Bring It On: All or Nothing
What parents need to know
Parents Need to Know
Parents need to know that the teen girls in this movie are mean to each other and back-stab each other. Britney's boyfriend pressures her to have sex with him, and when she says she's still not ready, calls her a tease. Winnie sleeps with Britney's boyfriend because she's jealous, and Britney has a hard time adjusting to a new school. There's some profanity and rude finger gestures, as well as some race-baiting (Winnie calls the Crenshaw Heights squad "ghetto" -- but by then she's well-established as the Mean Girl of the movie). The characters learn to be honest and trust those who are trustworthy, although this lesson may be overshadowed by the bad behavior leading up to this point. There's also prominent product placement of Fritos, Teen People, Pepsi, and Cingular.
What's the story?
In BRING IT ON: ALL OR NOTHING, Britney (Hayden Panettiere) has it made as the cheer team captain at Pacific Vista High School. And she is, as her mother puts it, "smart, pretty, and blond." But when her father's company relocates to the decidedly un-OC Crenshaw Heights, Britney's family moves with it. That means a new school and no more cheering -- Britney even promises never to cheer again. But she can't help herself -- she has to cheer. Without it, she fears she has no identity and will have no friends at the school where everyone calls her "Barbie." When she joins the new squad and meets a new boy, how will her old friends react? And can the Crenshaw Heights Warriors beat Britney's old squad in a contest to be in pop singer Rihanna's new video?
Is it any good?
Bring It On: All or Nothing is an entertaining, if raunchy, movie that mines the teen zeitgeist for new pop cultural references. Teens will probably want to rent it, although parents may roll their eyes at the clichéd premise. The plot is staid, and the action predictable. This installment in the series steals ideas from many different movies and TV shows. Like Save the Last Dance, the white girl appropriates hip-hop moves to become part of the group and to express her creativity. Like Legally Blond, Britney proves herself to be smarter than she at first seems. Like Mean Girls, she has to deal with a Queen Bee who's desperate to be on top.

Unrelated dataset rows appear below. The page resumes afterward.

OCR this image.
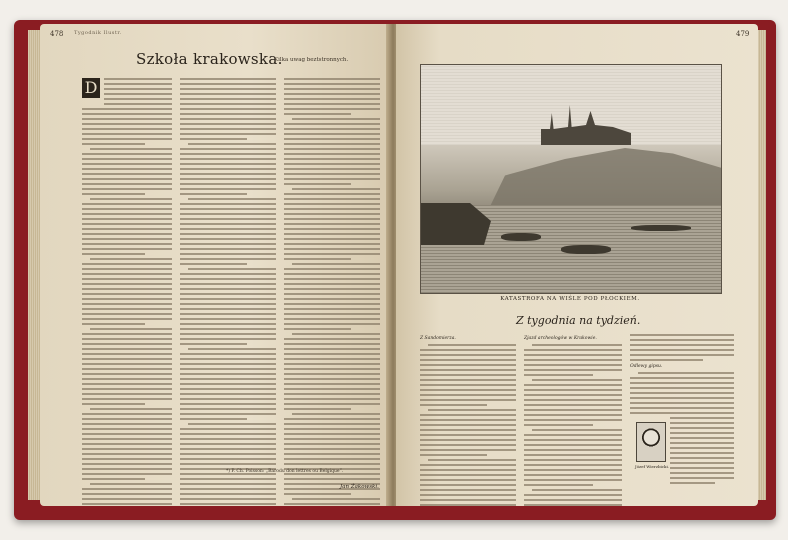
478 Tygodnik Ilustr.
Szkoła krakowska.
Kilka uwag beztstronnych.
D
*) P. Ch. Poisson: „Barodu don lettres ou Belgique”.
Jan Żakowski.
479
KATASTROFA NA WIŚLE POD PŁOCKIEM.
Z tygodnia na tydzień.
Z Sandomierza.	Zjazd archeologów w Krakowie.
Odlewy gipsu.
Józef Wierzbicki.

Just because it's unoriginal doesn't mean it isn't enjoyable, however. The music is fun, and the actors are lively and well cast. Despite its cheesiness, teens may like it, although there are many better movies about teen life out there. And like All You've Got, All or Nothing hooks in with a pop singer to sell that artist's work. It's a good opportunity to educate teens about the realities of advertising in their favorite programs.
Families can talk about...
Families can talk about following your passion. Should Britney have made that promise not to cheer again even though it's something she loves? What do you think motivated Winnie to backstab Britney and sleep with Britney's boyfriend? When you feel insecure and want others to like you, what do you do? How can you deal with those feelings? They can also talk about teen movies in general. What do teens find amusing/degrading about the characters portrayed here? Do they feel represented? What stereotypes are prevalent in the film?